秋月本来觉得有道理,但是如今明明出了大事儿,花灼偏不告诉她,实在让她再不能不发作。
她要告诉花灼,她也是有脾气的!
花灼见秋月迈出门口,方才惊醒,腾地起身,一阵风一般地追了出去,秋月似不管不顾了,什么也不带,出了房门就径直向府外跑去,但她武功没花灼好,没多远,就被花灼给追上了。
花灼一把拽住她,看着她气冲冲的脸,一时既觉得新鲜又有趣,但偏偏北地瘟疫事急,他笑不出来,但看着难得把这小丫头气成这样,还是让他心情好了不少。
秋月脾气此时极大,被花灼抓住用了最大的力气回头给了他一掌。
花灼不躲不闪,任她一掌打在了胸前,顿时闷哼了一声,松开了秋月,捂着心口,倒退了好几步,在深夜里,脸色煞白。
秋月本是一腔怒火,以为凭她的功夫,根本打不着他,却没想到他竟然不躲,她顿时也白了脸,连忙上前,一把扶住他,“你怎么样?你……你干嘛不躲?你傻吗?”
花灼从没被人骂过傻,反而被他说的最多的就是秋月这个傻丫头,如今听了她的话,面皮抽了抽,眸光微闪,垂下眼睫,受伤地说,“我若是躲了,你还怎么消气?”
第十章(二更)
秋月一噎,的确,她如今气没了,只剩下后悔心疼地觉得自己那一掌打重了。
她连忙伸手给花灼把脉,幸好他内功高,她那一掌虽重,但也没将他伤重,喝两副药就能好,她松了一口气,倔强地说,“你总是以欺负我为乐,明明是小姐出了事儿,却不告诉我……”
花灼也见识到了,再软的脾气,再温和的性子,也是有脾气的,他想着以后可真不能惹急了她,惹急了之后,小爪子伸出来还是很锋利的,还是他自己遭罪来哄,他咳嗽一声,握住她的手说,“的确是出了事儿,我不是怕你担心又哭鼻子吗?”
秋月眼睛顿时更红了,“我就知道一定是出了事儿,但是你不告诉我,我也不是真傻,自己能猜的出来,你还不如告诉我。”

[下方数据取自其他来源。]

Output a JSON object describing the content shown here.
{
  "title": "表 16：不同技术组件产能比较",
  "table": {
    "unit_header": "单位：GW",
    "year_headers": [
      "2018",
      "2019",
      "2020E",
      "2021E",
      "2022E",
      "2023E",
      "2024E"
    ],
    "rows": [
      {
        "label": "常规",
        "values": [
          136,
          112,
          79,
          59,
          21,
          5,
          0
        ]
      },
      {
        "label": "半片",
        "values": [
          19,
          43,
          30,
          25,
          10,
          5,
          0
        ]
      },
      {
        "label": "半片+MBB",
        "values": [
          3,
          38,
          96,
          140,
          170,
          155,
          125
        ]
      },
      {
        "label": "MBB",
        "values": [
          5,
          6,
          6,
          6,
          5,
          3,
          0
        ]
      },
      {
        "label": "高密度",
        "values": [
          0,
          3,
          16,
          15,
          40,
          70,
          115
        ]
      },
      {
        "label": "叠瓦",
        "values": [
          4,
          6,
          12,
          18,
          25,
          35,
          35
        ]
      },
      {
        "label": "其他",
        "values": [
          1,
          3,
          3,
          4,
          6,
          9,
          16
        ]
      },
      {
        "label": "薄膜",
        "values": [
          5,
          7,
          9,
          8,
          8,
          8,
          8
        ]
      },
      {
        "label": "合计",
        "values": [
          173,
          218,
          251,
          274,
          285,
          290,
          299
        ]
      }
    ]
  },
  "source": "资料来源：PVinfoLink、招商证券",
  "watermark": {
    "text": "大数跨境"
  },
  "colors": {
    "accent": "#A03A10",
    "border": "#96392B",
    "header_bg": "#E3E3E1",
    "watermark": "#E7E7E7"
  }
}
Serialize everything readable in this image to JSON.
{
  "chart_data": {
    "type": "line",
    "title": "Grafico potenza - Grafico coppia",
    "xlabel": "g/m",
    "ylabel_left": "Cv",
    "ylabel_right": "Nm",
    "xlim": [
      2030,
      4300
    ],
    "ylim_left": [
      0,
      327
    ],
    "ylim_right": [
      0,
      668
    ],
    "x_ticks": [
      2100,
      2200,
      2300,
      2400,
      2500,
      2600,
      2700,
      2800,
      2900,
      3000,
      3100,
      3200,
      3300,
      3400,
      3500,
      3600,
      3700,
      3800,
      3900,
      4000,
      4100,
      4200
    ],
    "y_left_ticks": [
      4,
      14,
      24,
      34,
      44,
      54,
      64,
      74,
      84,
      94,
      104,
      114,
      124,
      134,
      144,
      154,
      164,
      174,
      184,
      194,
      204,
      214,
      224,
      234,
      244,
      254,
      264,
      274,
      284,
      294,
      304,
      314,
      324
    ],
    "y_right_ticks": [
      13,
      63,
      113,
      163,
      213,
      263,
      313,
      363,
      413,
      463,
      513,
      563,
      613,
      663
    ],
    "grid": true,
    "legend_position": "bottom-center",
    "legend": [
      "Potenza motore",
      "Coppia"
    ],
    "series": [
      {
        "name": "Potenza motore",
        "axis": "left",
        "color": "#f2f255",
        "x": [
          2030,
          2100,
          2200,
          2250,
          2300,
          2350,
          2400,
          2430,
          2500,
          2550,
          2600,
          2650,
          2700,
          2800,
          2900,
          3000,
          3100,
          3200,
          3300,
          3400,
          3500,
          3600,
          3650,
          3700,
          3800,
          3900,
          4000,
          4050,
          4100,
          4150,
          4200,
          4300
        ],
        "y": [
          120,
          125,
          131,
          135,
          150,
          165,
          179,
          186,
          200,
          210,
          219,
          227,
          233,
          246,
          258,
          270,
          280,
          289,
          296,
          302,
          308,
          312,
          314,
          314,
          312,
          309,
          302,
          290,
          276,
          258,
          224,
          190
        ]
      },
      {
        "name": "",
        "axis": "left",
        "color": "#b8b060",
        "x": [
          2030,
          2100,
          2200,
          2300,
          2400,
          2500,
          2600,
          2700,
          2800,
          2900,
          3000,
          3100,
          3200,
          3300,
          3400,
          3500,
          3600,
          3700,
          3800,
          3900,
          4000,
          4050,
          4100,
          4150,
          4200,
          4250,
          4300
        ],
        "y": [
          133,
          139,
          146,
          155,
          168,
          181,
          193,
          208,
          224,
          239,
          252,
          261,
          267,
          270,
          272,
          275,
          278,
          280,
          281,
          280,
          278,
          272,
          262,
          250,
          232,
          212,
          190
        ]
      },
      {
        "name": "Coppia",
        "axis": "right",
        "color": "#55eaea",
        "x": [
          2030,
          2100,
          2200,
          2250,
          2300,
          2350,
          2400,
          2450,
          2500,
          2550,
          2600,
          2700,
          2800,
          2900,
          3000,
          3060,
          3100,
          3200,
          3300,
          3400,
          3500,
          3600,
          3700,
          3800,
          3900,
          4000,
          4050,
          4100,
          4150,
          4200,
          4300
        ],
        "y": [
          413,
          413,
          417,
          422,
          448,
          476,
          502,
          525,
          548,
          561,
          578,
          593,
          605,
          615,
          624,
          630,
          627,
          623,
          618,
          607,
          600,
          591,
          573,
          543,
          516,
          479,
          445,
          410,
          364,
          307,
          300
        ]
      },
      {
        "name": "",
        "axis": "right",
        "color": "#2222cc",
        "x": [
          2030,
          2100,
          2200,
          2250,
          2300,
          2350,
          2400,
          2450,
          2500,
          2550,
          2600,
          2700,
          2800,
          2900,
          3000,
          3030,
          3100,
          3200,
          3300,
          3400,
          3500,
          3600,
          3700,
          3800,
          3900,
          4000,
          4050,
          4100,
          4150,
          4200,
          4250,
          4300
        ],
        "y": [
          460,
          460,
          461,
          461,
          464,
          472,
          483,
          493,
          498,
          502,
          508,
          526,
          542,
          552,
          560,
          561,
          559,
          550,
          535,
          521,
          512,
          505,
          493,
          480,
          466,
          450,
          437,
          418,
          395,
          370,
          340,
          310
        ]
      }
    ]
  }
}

花灼连声哄着说,“是,你不是真傻,是我傻,不想看你哭鼻子。”话落,将信笺给她,“你既答应我说不哭鼻子,看了信笺,一定不要哭。”
秋月立即接过,连忙打开被花灼揉成了一团的信笺,奈何黑夜乌漆嘛黑,什么也看不到,她立即说,“看不到。”
“傻丫头,回屋去看。”花灼一把拽住她的手,拉着她进屋。
秋月跟着花灼回了屋,来到灯盏前,迫不及待地打开了信笺,一看之下,顿时大变,却当真没哭,立即对花灼说,“我要去北地。”
花灼看着她的眼睛,红着眼眶,但没哭,大眼睛如蒙了一层水汽,很漂亮。他抿了一下嘴角说,“如今当务之急不是我们去北地,而是要搜寻盘龙参。”
秋月点头,抬眼看着花灼,认真地说,“师傅教我医术,是为了让我传承他的衣钵治病救人。如今北安城有瘟疫,他虽在北地,但一人怕是也忙不过来,我去帮他。”
花灼抿唇,“那我呢?”
秋月攥紧花颜的信笺说,“你不能去,你要给小姐找盘龙参,我在你身边也帮不上你的忙,我去北地,作用更大。”
花灼默然地看了秋月好一会儿,这丫头不止没哭,反而这么快就做了决定,他忽然攸地一笑,一把将她拽进了怀里,笑着摸着她的头说,“你可知道当初妹妹为何要将你从天不绝的手里骗到她身边?”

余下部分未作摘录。